En première lecture, l'Assemblée a jugé nécessaire de maintenir l’interdiction du transfert post mortem d’embryons, en rappelant que l’intérêt de l’enfant devait prévaloir. Or il est de son intérêt de ne pas naître orphelin. Si la vie et ses accidents font parfois peser sur des enfants le fardeau du deuil d’un père qu’ils n’ont pas connu, il n’est pas souhaitable que la société mobilise les technologies médicales pour placer en connaissance de cause l’enfant dans une telle situation.
Le but légitime de l’assistance médicale à la procréation est de donner naissance à l’enfant dans une famille constituée d’un père et d’une mère qui pourront l’élever. Le décès de l’un des deux avant l’achèvement du processus de procréation médicalement assistée annihile le projet parental parce que l’un des parents n’est plus, et que tous les soins et l’amour du second n’y suppléeront pas.
Il est d’ailleurs paradoxal qu’au moment où l’on rappelle que le père est celui qui est présent auprès de l’enfant et l’élève, on consacre la figure d’un père défunt lié à son enfant par un lien biologique et par le projet parental conçu avec la mère.
L’intérêt de l’enfant est aussi d’échapper au poids du deuil et d’avoir une enfance comme les autres enfants. Or l’histoire originelle des enfants nés d’un transfert post mortem d’embryons serait impossible, puisqu’un mort ne peut procréer. La simple comparaison, dans le livret de famille, des dates de décès du père et de naissance de l’enfant, qui pourront être distantes de plus de deux ans, manifestera la réalité de cet engagement impossible.
En outre, le risque que l’enfant soit désiré comme un remède au deuil n’est pas nul.
Le transfert d’embryons post mortem constitue par ailleurs une transgression majeure de la finalité de l’assistance médicale à la procréation, dont le but ne peut être que de remédier à une infertilité pathologique médicalement constatée et non de pallier le décès de l’un des membres du couple, même s’il s’était engagé pour un protocole à ce premier titre.
Le dispositif dérogatoire proposé pour autoriser le transfert est particulièrement complexe et juridiquement très incertain.
À titre d’exemple, le mariage ou le remariage de la femme interdit le transfert d’embryons, mais pas le fait de se mettre en ménage avec un autre homme. Doit-on prendre le risque d’une déstabilisation aussi importante de principes de notre droit et de règles incontestées par ailleurs, pour un nombre si faible de cas, à peine un par an ?

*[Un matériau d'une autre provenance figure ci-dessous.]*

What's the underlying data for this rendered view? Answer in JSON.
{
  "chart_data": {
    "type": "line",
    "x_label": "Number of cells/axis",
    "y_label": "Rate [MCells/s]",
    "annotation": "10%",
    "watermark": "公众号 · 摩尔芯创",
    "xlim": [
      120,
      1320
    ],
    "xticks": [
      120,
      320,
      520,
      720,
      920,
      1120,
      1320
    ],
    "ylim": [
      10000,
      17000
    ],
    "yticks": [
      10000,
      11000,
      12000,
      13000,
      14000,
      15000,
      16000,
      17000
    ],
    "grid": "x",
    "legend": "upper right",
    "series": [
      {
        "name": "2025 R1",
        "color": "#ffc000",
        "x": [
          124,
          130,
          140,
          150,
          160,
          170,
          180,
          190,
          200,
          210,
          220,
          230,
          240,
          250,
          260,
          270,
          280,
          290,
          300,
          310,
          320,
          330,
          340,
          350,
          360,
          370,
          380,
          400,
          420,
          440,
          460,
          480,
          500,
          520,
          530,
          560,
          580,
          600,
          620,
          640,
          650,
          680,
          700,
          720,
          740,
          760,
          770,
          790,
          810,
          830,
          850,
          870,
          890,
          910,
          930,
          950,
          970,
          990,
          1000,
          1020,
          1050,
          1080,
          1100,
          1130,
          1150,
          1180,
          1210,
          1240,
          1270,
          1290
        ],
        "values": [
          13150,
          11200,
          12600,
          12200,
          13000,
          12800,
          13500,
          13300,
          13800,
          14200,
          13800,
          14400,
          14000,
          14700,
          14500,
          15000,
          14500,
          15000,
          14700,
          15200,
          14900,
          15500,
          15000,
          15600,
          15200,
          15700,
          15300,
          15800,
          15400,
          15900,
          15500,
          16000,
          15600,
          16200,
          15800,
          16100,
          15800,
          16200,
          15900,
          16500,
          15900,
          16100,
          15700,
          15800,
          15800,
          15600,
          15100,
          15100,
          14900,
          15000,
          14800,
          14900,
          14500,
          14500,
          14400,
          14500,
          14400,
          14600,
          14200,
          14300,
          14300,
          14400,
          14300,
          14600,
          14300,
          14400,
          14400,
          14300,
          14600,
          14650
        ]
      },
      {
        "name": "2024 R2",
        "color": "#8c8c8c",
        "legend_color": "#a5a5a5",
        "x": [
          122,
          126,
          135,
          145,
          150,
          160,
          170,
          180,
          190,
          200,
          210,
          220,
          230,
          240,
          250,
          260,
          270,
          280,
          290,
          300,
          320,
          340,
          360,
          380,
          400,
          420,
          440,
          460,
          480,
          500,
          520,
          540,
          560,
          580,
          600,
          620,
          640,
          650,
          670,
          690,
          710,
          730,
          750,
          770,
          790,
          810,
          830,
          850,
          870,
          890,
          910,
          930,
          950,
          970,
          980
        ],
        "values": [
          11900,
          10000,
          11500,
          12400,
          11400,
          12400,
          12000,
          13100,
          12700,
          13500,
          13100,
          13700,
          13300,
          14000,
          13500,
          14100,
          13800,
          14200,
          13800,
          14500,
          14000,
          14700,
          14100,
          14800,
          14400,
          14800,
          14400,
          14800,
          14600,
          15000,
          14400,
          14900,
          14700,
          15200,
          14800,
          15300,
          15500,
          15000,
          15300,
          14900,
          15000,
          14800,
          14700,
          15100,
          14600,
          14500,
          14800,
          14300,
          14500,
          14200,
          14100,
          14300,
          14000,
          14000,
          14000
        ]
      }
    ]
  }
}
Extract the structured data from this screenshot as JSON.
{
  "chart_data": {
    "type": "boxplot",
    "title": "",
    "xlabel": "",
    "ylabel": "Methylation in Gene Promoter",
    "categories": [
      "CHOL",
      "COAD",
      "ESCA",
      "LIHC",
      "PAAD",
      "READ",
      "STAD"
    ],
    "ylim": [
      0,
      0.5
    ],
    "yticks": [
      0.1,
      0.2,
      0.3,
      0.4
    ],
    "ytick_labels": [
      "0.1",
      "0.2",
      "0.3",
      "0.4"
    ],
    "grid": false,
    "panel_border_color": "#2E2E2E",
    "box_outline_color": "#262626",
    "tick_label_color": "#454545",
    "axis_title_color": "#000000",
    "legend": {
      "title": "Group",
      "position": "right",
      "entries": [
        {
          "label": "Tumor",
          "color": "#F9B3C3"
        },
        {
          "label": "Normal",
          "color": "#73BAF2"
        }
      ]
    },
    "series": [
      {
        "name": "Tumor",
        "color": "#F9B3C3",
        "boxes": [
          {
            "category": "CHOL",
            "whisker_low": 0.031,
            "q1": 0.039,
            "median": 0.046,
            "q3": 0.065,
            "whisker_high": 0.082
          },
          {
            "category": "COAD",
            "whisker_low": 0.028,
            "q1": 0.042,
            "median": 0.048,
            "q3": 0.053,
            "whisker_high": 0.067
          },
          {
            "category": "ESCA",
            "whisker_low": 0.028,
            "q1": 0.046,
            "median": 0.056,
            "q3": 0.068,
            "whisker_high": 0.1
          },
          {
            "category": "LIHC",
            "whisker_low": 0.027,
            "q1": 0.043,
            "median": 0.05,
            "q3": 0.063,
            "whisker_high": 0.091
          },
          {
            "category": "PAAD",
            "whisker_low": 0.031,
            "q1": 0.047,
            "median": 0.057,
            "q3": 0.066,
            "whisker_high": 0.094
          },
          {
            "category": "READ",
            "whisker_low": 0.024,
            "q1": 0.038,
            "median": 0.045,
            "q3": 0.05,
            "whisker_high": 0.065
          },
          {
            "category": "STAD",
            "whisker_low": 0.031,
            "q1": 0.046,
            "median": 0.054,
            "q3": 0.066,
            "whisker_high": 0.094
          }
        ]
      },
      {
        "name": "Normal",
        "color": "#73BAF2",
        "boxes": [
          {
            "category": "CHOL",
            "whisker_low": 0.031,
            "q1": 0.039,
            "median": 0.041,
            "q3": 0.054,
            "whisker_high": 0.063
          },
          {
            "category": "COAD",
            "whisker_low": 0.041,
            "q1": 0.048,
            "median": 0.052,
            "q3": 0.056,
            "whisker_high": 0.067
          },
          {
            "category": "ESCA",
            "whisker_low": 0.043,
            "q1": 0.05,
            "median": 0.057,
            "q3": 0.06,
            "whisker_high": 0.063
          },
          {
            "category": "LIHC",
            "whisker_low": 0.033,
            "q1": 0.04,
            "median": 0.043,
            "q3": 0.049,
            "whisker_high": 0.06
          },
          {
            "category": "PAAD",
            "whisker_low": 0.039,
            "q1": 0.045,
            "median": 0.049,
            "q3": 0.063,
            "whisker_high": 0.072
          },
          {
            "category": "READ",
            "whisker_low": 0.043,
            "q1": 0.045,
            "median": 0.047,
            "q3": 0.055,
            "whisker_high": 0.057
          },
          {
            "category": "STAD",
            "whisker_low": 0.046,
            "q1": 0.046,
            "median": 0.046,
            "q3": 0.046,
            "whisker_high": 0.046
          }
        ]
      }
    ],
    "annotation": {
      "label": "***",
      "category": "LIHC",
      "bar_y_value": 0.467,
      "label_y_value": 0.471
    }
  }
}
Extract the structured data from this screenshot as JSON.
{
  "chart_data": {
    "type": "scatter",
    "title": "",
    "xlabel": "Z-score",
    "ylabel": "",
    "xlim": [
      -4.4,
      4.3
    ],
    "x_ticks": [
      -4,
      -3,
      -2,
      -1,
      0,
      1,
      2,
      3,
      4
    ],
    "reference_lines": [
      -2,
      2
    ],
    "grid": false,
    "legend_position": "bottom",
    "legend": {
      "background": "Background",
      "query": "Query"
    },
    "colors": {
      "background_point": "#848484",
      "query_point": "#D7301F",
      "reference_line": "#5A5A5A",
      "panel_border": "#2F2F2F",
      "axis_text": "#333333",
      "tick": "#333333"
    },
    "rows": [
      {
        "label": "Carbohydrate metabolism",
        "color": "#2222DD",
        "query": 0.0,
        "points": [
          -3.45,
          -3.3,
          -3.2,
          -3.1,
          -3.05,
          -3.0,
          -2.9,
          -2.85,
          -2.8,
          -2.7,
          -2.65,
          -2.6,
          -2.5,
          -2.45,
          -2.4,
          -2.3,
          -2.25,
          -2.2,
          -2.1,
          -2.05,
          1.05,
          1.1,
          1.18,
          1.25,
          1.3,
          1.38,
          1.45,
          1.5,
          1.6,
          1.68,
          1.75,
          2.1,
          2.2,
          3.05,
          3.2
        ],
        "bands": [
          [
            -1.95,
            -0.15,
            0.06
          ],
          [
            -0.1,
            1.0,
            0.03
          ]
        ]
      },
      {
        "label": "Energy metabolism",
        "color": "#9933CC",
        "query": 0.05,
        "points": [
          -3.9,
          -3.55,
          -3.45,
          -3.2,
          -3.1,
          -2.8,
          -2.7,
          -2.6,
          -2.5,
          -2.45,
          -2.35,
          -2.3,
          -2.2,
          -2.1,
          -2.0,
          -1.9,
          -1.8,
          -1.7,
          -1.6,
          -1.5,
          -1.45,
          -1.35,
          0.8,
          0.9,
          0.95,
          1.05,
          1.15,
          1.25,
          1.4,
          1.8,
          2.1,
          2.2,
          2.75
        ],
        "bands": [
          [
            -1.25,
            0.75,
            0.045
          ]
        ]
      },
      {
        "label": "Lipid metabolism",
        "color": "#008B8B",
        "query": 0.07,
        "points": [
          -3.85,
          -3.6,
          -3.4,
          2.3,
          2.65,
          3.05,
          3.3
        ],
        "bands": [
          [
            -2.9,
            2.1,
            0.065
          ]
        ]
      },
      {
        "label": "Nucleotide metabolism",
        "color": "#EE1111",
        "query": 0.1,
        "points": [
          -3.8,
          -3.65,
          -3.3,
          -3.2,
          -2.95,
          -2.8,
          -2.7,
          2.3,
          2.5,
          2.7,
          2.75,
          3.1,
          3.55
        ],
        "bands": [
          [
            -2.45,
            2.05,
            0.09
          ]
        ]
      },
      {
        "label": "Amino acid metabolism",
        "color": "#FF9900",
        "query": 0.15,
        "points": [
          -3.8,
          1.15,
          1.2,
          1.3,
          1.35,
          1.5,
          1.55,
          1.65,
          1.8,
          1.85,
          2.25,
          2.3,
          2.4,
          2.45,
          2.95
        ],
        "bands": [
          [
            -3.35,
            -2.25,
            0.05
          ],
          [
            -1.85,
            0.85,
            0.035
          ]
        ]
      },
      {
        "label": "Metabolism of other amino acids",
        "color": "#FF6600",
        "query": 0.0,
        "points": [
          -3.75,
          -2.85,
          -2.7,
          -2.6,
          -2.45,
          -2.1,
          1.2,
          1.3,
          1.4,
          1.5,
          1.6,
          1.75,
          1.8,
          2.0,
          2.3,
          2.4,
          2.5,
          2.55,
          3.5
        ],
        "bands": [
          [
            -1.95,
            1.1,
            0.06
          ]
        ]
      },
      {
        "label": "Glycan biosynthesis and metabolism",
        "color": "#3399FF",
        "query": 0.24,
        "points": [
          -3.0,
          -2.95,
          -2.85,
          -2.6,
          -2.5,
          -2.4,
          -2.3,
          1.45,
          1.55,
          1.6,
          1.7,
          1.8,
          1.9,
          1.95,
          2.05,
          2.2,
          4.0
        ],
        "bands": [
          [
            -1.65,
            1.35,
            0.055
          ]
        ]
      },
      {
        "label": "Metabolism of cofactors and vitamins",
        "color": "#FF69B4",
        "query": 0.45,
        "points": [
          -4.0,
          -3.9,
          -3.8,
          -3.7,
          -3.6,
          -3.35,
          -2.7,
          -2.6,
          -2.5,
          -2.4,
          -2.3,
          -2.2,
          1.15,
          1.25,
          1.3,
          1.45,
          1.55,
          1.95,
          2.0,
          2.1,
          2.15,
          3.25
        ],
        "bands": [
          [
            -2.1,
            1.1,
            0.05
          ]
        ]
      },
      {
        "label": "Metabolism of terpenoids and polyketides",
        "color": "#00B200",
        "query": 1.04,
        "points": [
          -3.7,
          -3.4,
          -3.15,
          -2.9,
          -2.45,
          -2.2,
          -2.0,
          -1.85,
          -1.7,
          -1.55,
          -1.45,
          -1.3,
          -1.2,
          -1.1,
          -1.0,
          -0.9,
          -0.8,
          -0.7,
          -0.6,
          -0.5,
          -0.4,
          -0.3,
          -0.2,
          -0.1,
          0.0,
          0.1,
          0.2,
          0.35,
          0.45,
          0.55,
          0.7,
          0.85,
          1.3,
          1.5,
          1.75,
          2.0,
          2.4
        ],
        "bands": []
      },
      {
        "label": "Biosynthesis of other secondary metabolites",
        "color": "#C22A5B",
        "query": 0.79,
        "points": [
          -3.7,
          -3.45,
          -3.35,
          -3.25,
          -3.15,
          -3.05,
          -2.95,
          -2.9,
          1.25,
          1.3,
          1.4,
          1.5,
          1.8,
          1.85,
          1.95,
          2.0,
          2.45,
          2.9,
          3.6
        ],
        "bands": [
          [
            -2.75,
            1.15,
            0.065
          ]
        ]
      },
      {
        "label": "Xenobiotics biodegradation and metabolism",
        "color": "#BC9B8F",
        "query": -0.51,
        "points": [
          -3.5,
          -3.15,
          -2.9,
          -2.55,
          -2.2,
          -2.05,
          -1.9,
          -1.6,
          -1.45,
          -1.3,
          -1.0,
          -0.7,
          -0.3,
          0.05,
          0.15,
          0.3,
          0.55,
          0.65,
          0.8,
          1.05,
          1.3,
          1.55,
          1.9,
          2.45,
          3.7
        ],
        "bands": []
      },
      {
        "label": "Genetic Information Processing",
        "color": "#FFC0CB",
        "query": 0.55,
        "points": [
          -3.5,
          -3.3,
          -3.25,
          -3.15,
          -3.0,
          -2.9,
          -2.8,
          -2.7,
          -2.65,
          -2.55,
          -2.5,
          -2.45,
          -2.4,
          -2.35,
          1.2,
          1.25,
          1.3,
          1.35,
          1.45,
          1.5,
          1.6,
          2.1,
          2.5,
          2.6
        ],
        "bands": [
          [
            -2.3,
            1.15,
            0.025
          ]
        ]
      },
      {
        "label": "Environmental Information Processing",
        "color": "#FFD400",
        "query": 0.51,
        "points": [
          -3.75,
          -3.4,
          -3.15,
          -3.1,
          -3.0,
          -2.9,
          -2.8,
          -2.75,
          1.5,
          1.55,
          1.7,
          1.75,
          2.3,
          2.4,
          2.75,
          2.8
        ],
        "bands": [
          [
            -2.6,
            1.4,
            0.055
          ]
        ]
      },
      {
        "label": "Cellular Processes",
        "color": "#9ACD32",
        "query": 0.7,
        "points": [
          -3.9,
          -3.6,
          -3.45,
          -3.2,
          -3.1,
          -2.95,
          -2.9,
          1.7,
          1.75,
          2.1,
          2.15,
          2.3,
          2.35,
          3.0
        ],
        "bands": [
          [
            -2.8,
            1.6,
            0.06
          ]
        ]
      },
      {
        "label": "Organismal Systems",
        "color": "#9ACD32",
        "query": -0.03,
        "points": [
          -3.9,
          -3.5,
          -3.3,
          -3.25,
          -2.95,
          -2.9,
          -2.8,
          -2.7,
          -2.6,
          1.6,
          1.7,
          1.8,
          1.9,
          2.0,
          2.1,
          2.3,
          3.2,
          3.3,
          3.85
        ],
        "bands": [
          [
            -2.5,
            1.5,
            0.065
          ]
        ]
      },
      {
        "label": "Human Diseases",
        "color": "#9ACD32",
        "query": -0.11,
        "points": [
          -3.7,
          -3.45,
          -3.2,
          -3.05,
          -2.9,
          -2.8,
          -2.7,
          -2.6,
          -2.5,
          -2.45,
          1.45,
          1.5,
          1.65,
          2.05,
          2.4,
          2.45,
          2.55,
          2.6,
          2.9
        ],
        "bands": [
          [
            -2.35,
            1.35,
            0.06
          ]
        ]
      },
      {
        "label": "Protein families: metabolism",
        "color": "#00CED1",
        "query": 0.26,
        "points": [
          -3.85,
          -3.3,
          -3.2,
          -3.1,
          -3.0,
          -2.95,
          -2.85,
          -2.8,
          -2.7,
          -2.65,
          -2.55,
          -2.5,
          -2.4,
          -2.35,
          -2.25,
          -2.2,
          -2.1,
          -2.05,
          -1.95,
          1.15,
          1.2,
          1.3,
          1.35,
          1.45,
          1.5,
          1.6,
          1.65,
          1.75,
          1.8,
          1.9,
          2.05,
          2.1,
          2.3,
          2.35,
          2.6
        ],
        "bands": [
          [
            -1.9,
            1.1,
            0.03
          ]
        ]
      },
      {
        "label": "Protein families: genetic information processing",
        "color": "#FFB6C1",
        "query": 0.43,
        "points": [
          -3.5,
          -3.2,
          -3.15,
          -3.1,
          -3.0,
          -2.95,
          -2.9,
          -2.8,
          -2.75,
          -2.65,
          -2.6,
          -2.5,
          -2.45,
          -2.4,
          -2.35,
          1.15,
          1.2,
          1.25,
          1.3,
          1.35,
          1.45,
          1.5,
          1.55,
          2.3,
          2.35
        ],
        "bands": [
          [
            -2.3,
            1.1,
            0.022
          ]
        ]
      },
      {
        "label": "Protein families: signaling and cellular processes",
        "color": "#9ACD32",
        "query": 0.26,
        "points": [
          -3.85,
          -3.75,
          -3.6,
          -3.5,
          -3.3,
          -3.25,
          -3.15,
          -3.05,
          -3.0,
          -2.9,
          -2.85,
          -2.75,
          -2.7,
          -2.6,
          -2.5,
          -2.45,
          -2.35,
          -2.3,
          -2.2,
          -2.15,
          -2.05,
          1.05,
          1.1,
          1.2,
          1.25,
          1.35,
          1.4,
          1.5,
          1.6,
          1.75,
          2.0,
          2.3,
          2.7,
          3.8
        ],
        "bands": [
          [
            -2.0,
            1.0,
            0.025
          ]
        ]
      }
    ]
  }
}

Enfin, cette autorisation est susceptible d’ouvrir la voie à des procréations envisagées dans un contexte de mort prévisible ou imminente, ce qui n’est évidemment pas souhaitable. Elle poserait aussi la question de l’insémination posthume.
C’est pour l’ensemble de ces raisons, d’ordre à la fois pratique, éthique et juridique, que nous considérons qu’il n’est pas souhaitable de remettre en cause l’interdiction du transfert posthume d’embryons pour faire naître des « bébés du souvenir ».